The afterdepolarization in Rana temporaria muscle fibres following osmotic shock

Abstract

Rana temporaria sartorius muscle fibres were exposed to varied sequences of solution and temperature changes that have been employed hitherto in procedures that sought to decouple the transverse tubules from the surface membrane. The incidence of such detubulation was assessed in large numbers of fibres through demonstrating a loss or otherwise of the after-depolarization that normally reflects successful tubular propagation of the surface action potential. This criterion yielded assessments of the existing detubulation techniques in agreement with earlier results. The experiments then developed an improved detubulation procedure that required only brief (15 min) exposures to glycerol, its replacement in a single step by a Ca2+/Mg(2+)-Ringer solution for 30 min, and rapid cooling from room temperature (19-21 degrees C) to 6-10 degrees C prior to final restoration of the normal Ringer solution. This sequence of steps yielded an optimal incidence (98%) of detubulation in viable surface fibres that were amenable to electrophysiological studies.
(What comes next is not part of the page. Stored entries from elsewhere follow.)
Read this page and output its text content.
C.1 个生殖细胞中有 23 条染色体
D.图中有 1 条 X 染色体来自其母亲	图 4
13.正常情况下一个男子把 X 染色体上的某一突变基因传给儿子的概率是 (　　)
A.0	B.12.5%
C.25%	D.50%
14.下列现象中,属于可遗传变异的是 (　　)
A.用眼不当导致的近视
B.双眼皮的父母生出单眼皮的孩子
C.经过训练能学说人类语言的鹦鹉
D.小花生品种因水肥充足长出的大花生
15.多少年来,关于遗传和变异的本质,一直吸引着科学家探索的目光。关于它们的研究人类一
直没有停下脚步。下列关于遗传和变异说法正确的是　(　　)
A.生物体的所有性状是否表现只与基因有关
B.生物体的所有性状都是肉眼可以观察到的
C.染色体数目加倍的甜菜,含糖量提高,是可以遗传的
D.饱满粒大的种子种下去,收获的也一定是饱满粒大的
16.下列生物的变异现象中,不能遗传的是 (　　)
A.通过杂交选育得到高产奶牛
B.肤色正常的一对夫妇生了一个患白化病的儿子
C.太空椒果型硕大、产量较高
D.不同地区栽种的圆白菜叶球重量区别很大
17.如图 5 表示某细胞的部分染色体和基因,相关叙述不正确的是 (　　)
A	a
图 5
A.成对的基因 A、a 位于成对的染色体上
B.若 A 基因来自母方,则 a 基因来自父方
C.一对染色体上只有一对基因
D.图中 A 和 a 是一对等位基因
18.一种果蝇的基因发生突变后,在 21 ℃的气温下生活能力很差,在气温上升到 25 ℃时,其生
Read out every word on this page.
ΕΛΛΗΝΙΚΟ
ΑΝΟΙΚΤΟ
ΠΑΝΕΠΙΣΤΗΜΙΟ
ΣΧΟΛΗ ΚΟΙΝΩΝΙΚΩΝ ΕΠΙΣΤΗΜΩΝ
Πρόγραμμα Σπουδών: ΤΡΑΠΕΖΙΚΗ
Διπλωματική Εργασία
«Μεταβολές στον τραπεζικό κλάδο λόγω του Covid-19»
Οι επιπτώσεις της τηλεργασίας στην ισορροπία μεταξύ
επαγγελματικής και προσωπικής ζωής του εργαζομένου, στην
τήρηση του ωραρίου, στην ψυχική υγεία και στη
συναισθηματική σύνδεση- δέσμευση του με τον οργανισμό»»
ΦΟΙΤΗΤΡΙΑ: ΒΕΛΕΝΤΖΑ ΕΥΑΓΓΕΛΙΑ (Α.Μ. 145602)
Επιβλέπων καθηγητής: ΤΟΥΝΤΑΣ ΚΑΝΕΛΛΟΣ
Studies that systematically modified the detubulation procedure demonstrated that the omission of any one step in the protocol significantly reduced the incidence of detubulation with or without accompanying deteriorations in fibre resting potentials. Successful detubulation accordingly required an initial exposure to an optimal glycerol concentration that lasted for a minimal duration and for its abrupt withdrawal. Inclusion of a cooling step within 30 min after glycerol withdrawal was coincident with, and critical to, optimal tubular isolation. Thus, cooling steps that either preceded, or that followed the glycerol withdrawal step by more than 60 min, resulted in a sharp reduction in the incidence of detubulation. Similarly, a critical period of exposure to Ca2+/Mg2+ Ringer solution also promoted detubulation without compromising the recovery of stable and satisfactory resting potentials. The findings reported here remain consistent with a primarily osmotic mechanism for detubulation. However, they demonstrated additional and important influences of temperature and of divalent cation concentration on the extent of tubular detachment when such factors were modified during the time course of the expected volume changes that followed each adjustment in osmotic condition.